A agência meteorológica do Japão cita 70% de probabilidade de aparecimento neste verão. Autoridades chinesas veem o fenômeno persistindo até o fim do ano, enquanto a Índia projeta chuvas de monções abaixo da média pela primeira vez em três anos. O fenômeno pode agravar a escassez de fertilizantes.
Mercados e agricultores já enfrentam desafio com o custo de insumos. A Guerra no Irã reduz tráfego pelo Estreito de Ormuz, afetando o fornecimento mundial de ureia e elevando preços de fertilizantes e combustível. A situação amplia a pressão sobre safras e renda rural.
Impactos regionais: seco na Oceania e na Ásia
Na Austrália, partes de Nova Gales do Sul e Queensland já vivem secas, levando produtores a reduzir plantio de trigo e canola. Pat Ryan, agricultor, relata queda de chuva e atraso na temporada. Previsões apontam continuidade de tempo seco nos próximos meses.
O Sudeste Asiático também pode sentir menor rendimento de óleo de palma e arroz. Especialistas destacam que quedas de 5% a 12% na produção costumam ocorrer com El Niño mais intenso, impactando grandes produtores como Malásia e Indonésia.

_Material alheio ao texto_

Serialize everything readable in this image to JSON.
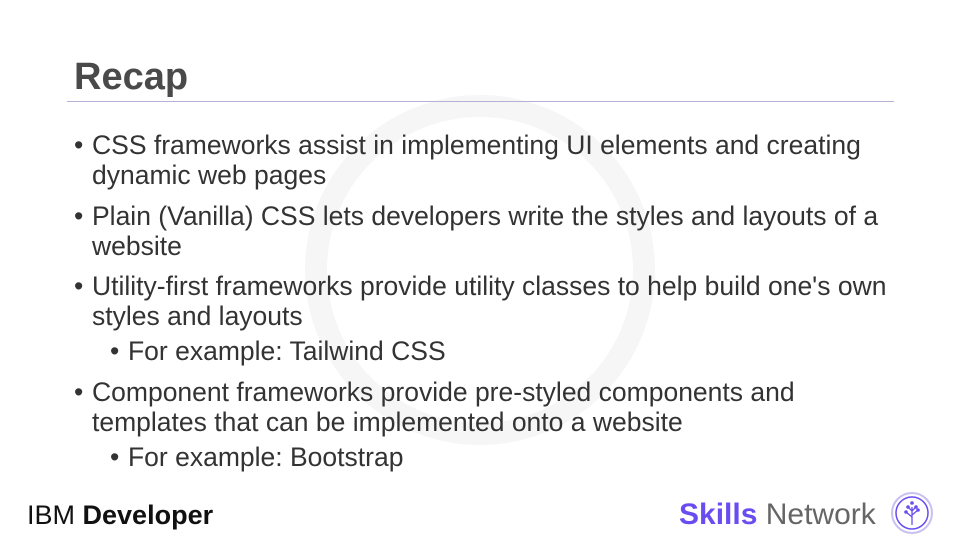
{
  "slide": {
    "title": "Recap",
    "bullets": [
      {
        "text": "CSS frameworks assist in implementing UI elements and creating dynamic web pages"
      },
      {
        "text": "Plain (Vanilla) CSS lets developers write the styles and layouts of a website"
      },
      {
        "text": "Utility-first frameworks provide utility classes to help build one's own styles and layouts",
        "sub": "For example: Tailwind CSS"
      },
      {
        "text": "Component frameworks provide pre-styled components and templates that can be implemented onto a website",
        "sub": "For example: Bootstrap"
      }
    ]
  },
  "footer": {
    "ibm_light": "IBM",
    "ibm_bold": "Developer",
    "skills": "Skills",
    "network": "Network"
  },
  "colors": {
    "accent": "#6a4cf0",
    "rule": "#b7b0d6"
  }
}
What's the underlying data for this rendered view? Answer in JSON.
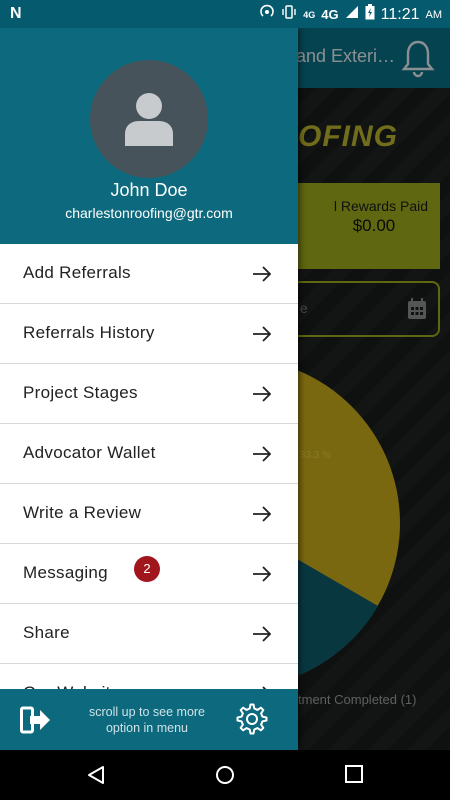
{
  "status_bar": {
    "left_icon": "n-notification-icon",
    "network": "4G",
    "network_small": "4G",
    "time": "11:21",
    "ampm": "AM"
  },
  "background_screen": {
    "title_fragment": "and Exteri…",
    "logo_fragment": "OFING",
    "card_label_fragment": "l Rewards Paid",
    "card_value": "$0.00",
    "date_field_fragment": "e",
    "pie_percent_label": "33.3 %",
    "legend_fragment": "tment Completed (1)",
    "colors": {
      "header": "#0b6d82",
      "card": "#9aa71a",
      "pie_yellow": "#c5a91c",
      "pie_teal": "#0f5a68"
    }
  },
  "drawer": {
    "user": {
      "name": "John Doe",
      "email": "charlestonroofing@gtr.com"
    },
    "menu": [
      {
        "label": "Add Referrals"
      },
      {
        "label": "Referrals History"
      },
      {
        "label": "Project Stages"
      },
      {
        "label": "Advocator Wallet"
      },
      {
        "label": "Write a Review"
      },
      {
        "label": "Messaging",
        "badge": "2"
      },
      {
        "label": "Share"
      },
      {
        "label": "Our Website"
      }
    ],
    "footer": {
      "scroll_hint": "scroll up to see more option in menu",
      "logout_icon": "logout-icon",
      "settings_icon": "gear-icon"
    },
    "colors": {
      "header": "#0d6a7e",
      "badge": "#a0161c"
    }
  },
  "nav_bar": {
    "back": "back-icon",
    "home": "home-icon",
    "recents": "recents-icon"
  }
}
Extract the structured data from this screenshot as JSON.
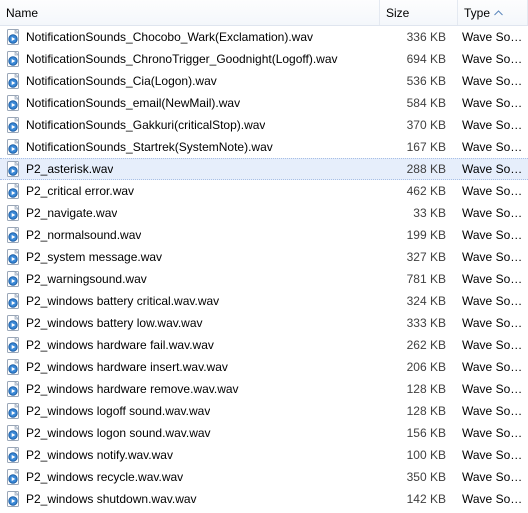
{
  "columns": {
    "name": "Name",
    "size": "Size",
    "type": "Type",
    "sort": "asc"
  },
  "selected_index": 6,
  "files": [
    {
      "name": "NotificationSounds_Chocobo_Wark(Exclamation).wav",
      "size": "336 KB",
      "type": "Wave Sound"
    },
    {
      "name": "NotificationSounds_ChronoTrigger_Goodnight(Logoff).wav",
      "size": "694 KB",
      "type": "Wave Sound"
    },
    {
      "name": "NotificationSounds_Cia(Logon).wav",
      "size": "536 KB",
      "type": "Wave Sound"
    },
    {
      "name": "NotificationSounds_email(NewMail).wav",
      "size": "584 KB",
      "type": "Wave Sound"
    },
    {
      "name": "NotificationSounds_Gakkuri(criticalStop).wav",
      "size": "370 KB",
      "type": "Wave Sound"
    },
    {
      "name": "NotificationSounds_Startrek(SystemNote).wav",
      "size": "167 KB",
      "type": "Wave Sound"
    },
    {
      "name": "P2_asterisk.wav",
      "size": "288 KB",
      "type": "Wave Sound"
    },
    {
      "name": "P2_critical error.wav",
      "size": "462 KB",
      "type": "Wave Sound"
    },
    {
      "name": "P2_navigate.wav",
      "size": "33 KB",
      "type": "Wave Sound"
    },
    {
      "name": "P2_normalsound.wav",
      "size": "199 KB",
      "type": "Wave Sound"
    },
    {
      "name": "P2_system message.wav",
      "size": "327 KB",
      "type": "Wave Sound"
    },
    {
      "name": "P2_warningsound.wav",
      "size": "781 KB",
      "type": "Wave Sound"
    },
    {
      "name": "P2_windows battery critical.wav.wav",
      "size": "324 KB",
      "type": "Wave Sound"
    },
    {
      "name": "P2_windows battery low.wav.wav",
      "size": "333 KB",
      "type": "Wave Sound"
    },
    {
      "name": "P2_windows hardware fail.wav.wav",
      "size": "262 KB",
      "type": "Wave Sound"
    },
    {
      "name": "P2_windows hardware insert.wav.wav",
      "size": "206 KB",
      "type": "Wave Sound"
    },
    {
      "name": "P2_windows hardware remove.wav.wav",
      "size": "128 KB",
      "type": "Wave Sound"
    },
    {
      "name": "P2_windows logoff sound.wav.wav",
      "size": "128 KB",
      "type": "Wave Sound"
    },
    {
      "name": "P2_windows logon sound.wav.wav",
      "size": "156 KB",
      "type": "Wave Sound"
    },
    {
      "name": "P2_windows notify.wav.wav",
      "size": "100 KB",
      "type": "Wave Sound"
    },
    {
      "name": "P2_windows recycle.wav.wav",
      "size": "350 KB",
      "type": "Wave Sound"
    },
    {
      "name": "P2_windows shutdown.wav.wav",
      "size": "142 KB",
      "type": "Wave Sound"
    }
  ]
}
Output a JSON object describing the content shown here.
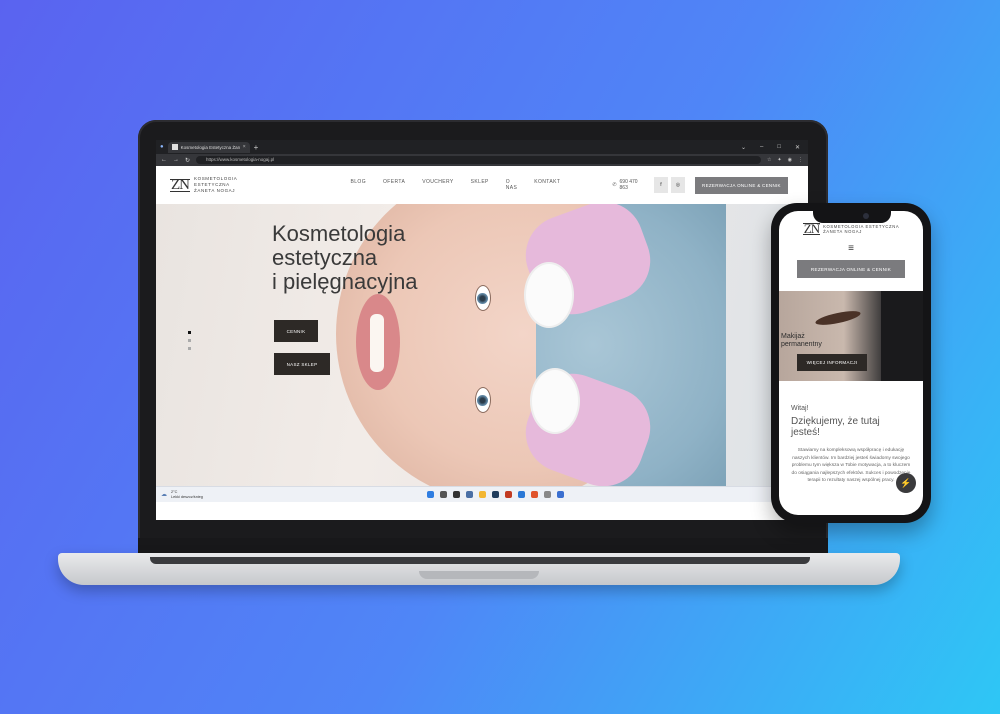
{
  "browser": {
    "tab_title": "Kosmetologia Estetyczna Żan",
    "tab_close": "×",
    "new_tab": "+",
    "url": "https://www.kosmetologia-nogaj.pl"
  },
  "site": {
    "logo_mark": "ZN",
    "logo_line1": "KOSMETOLOGIA ESTETYCZNA",
    "logo_line2": "ŻANETA NOGAJ",
    "menu": [
      "BLOG",
      "OFERTA",
      "VOUCHERY",
      "SKLEP",
      "O NAS",
      "KONTAKT"
    ],
    "phone": "690 470 863",
    "social": [
      "f",
      "◎"
    ],
    "reserve_label": "REZERWACJA ONLINE & CENNIK",
    "hero_title": [
      "Kosmetologia",
      "estetyczna",
      "i pielęgnacyjna"
    ],
    "hero_buttons": [
      "CENNIK",
      "NASZ SKLEP"
    ]
  },
  "taskbar": {
    "temp": "2°C",
    "weather": "Lekki deszcz/śnieg"
  },
  "mobile": {
    "logo_mark": "ZN",
    "logo_line1": "KOSMETOLOGIA ESTETYCZNA",
    "logo_line2": "ŻANETA NOGAJ",
    "menu_icon": "≡",
    "reserve_label": "REZERWACJA ONLINE & CENNIK",
    "hero_title_1": "Makijaż",
    "hero_title_2": "permanentny",
    "more_label": "WIĘCEJ INFORMACJI",
    "hello": "Witaj!",
    "thanks": "Dziękujemy, że tutaj jesteś!",
    "paragraph": "Stawiamy na kompleksową współpracę i edukację naszych klientów. Im bardziej jesteś świadomy swojego problemu tym większa w Tobie motywacja, a to kluczem do osiągania najlepszych efektów. Sukces i powodzenie terapii to rezultaty naszej wspólnej pracy."
  },
  "colors": {
    "background_start": "#5a63f0",
    "background_end": "#2ec7f5",
    "button_dark": "#2d2926",
    "button_grey": "#7b7b7e"
  }
}
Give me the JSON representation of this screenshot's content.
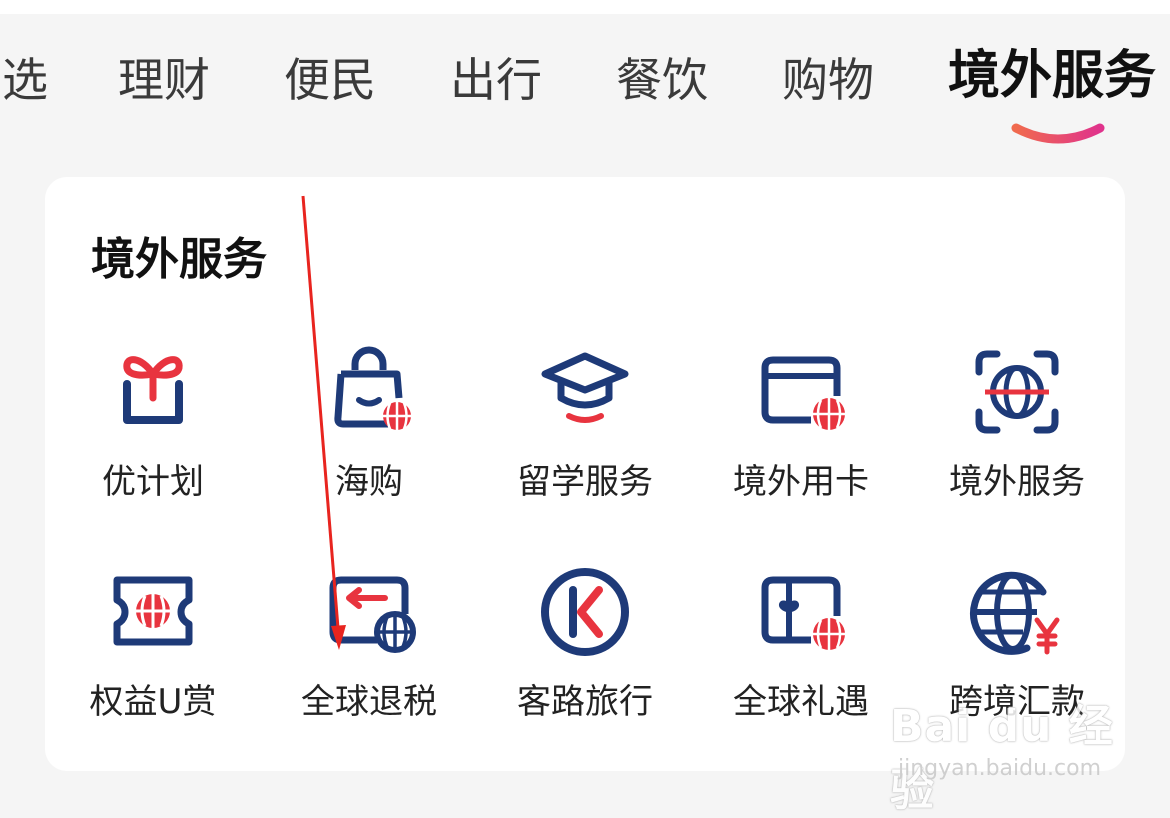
{
  "tabs": [
    {
      "label": "选"
    },
    {
      "label": "理财"
    },
    {
      "label": "便民"
    },
    {
      "label": "出行"
    },
    {
      "label": "餐饮"
    },
    {
      "label": "购物"
    },
    {
      "label": "境外服务",
      "active": true
    }
  ],
  "section": {
    "title": "境外服务",
    "items": [
      {
        "label": "优计划",
        "icon": "gift-icon"
      },
      {
        "label": "海购",
        "icon": "shopping-bag-globe-icon"
      },
      {
        "label": "留学服务",
        "icon": "graduation-cap-icon"
      },
      {
        "label": "境外用卡",
        "icon": "card-globe-icon"
      },
      {
        "label": "境外服务",
        "icon": "globe-scan-icon"
      },
      {
        "label": "权益U赏",
        "icon": "ticket-globe-icon"
      },
      {
        "label": "全球退税",
        "icon": "card-arrow-globe-icon"
      },
      {
        "label": "客路旅行",
        "icon": "klook-logo-icon"
      },
      {
        "label": "全球礼遇",
        "icon": "gift-card-globe-icon"
      },
      {
        "label": "跨境汇款",
        "icon": "globe-yuan-icon"
      }
    ]
  },
  "watermark": {
    "main": "Bai du 经验",
    "sub": "jingyan.baidu.com"
  },
  "colors": {
    "navy": "#1e3a78",
    "red": "#e8343f",
    "accent_gradient": [
      "#f06a4e",
      "#e0338c"
    ]
  }
}
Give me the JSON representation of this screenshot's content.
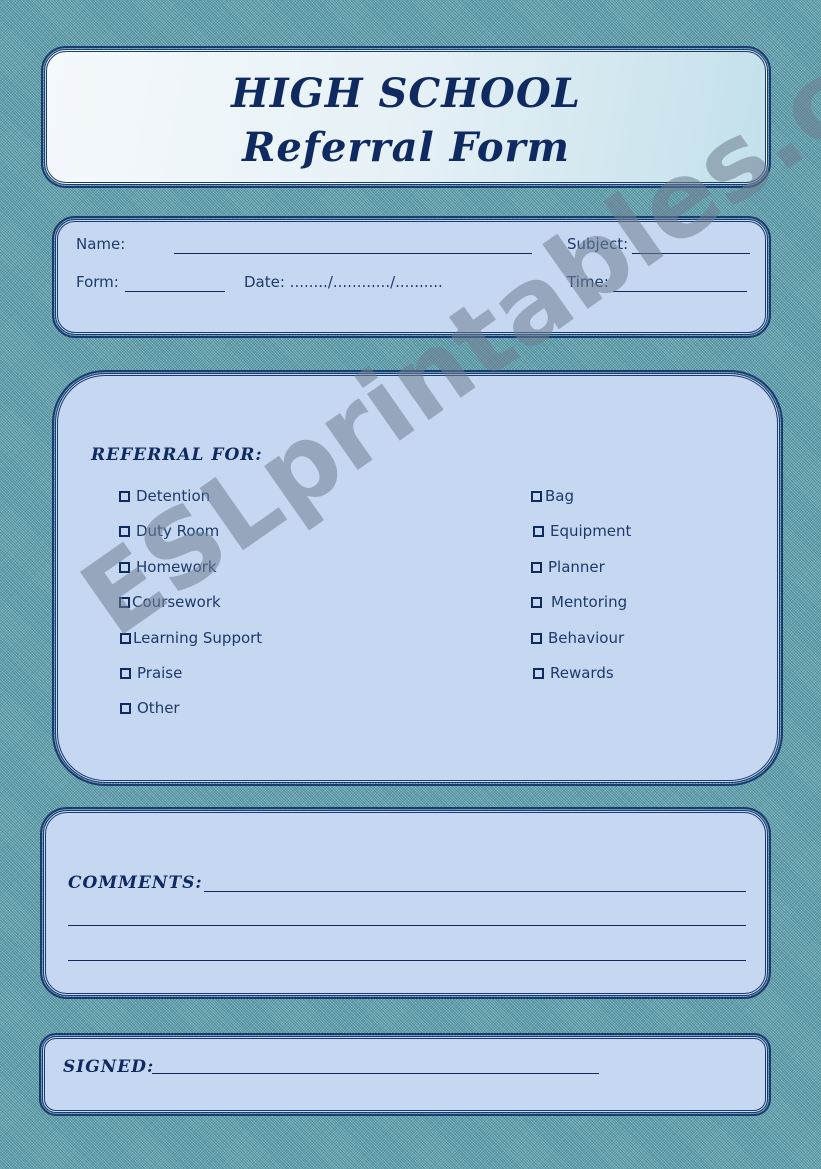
{
  "header": {
    "title_line1": "HIGH SCHOOL",
    "title_line2": "Referral Form"
  },
  "info": {
    "name_label": "Name:",
    "subject_label": "Subject:",
    "form_label": "Form:",
    "date_label": "Date: ......../............/..........",
    "time_label": "Time:"
  },
  "referral": {
    "title": "REFERRAL FOR:",
    "left_options": [
      "Detention",
      "Duty Room",
      "Homework",
      "Coursework",
      "Learning Support",
      "Praise",
      "Other"
    ],
    "right_options": [
      "Bag",
      "Equipment",
      "Planner",
      "Mentoring",
      "Behaviour",
      "Rewards"
    ]
  },
  "comments": {
    "title": "COMMENTS:"
  },
  "signed": {
    "title": "SIGNED:"
  },
  "watermark": "ESLprintables.com",
  "colors": {
    "ink": "#0f2a60",
    "panel": "#c6d8f1",
    "background": "#6fa3ad"
  }
}
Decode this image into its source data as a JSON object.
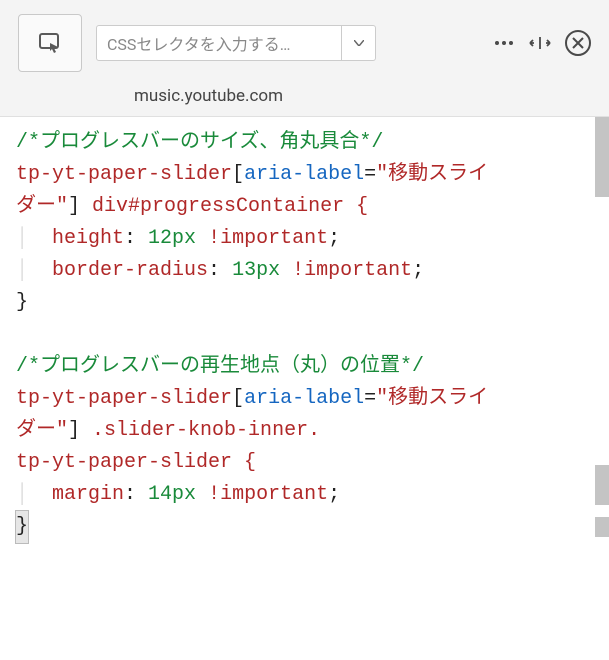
{
  "toolbar": {
    "selector_placeholder": "CSSセレクタを入力する…",
    "domain": "music.youtube.com"
  },
  "code": {
    "block1": {
      "comment": "/*プログレスバーのサイズ、角丸具合*/",
      "sel_tag": "tp-yt-paper-slider",
      "sel_attr_name": "aria-label",
      "sel_attr_val_line1": "\"移動スライ",
      "sel_attr_val_line2": "ダー\"",
      "sel_rest": " div#progressContainer {",
      "prop1": "height",
      "val1": "12px",
      "imp": "!important",
      "prop2": "border-radius",
      "val2": "13px",
      "close": "}"
    },
    "block2": {
      "comment": "/*プログレスバーの再生地点（丸）の位置*/",
      "sel_tag": "tp-yt-paper-slider",
      "sel_attr_name": "aria-label",
      "sel_attr_val_line1": "\"移動スライ",
      "sel_attr_val_line2": "ダー\"",
      "sel_rest1": " .slider-knob-inner.",
      "sel_rest2": "tp-yt-paper-slider {",
      "prop1": "margin",
      "val1": "14px",
      "imp": "!important",
      "close": "}"
    }
  }
}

Perspectivas para outras regiões e insumos
Na Índia, monções entre junho e setembro devem ficar aquém da média, afetando culturas de verão como arroz, algodão e soja. O solo também perde umidade para as safras de inverno, como trigo. Analistas sinalizam possibilidade de seca severa em meses críticos.
Na China, maior importador de alimentos, o efeito varia por região, com risco de inundações no sul que podem prejudicar arroz e vegetais. Especialistas ressaltam que o país costuma sentir impactos menos intensos que outras regiões.
Desdobramentos para o fornecimento global
Chuva excessiva em parte da Europa e dos EUA pode compensar perdas na Ásia durante a colheita de milho e soja, mas inundações também elevam o risco de danos à qualidade dos grãos. Outros fatores, como a volatilidade de fertilizantes, seguem como risco adicional à produção mundial.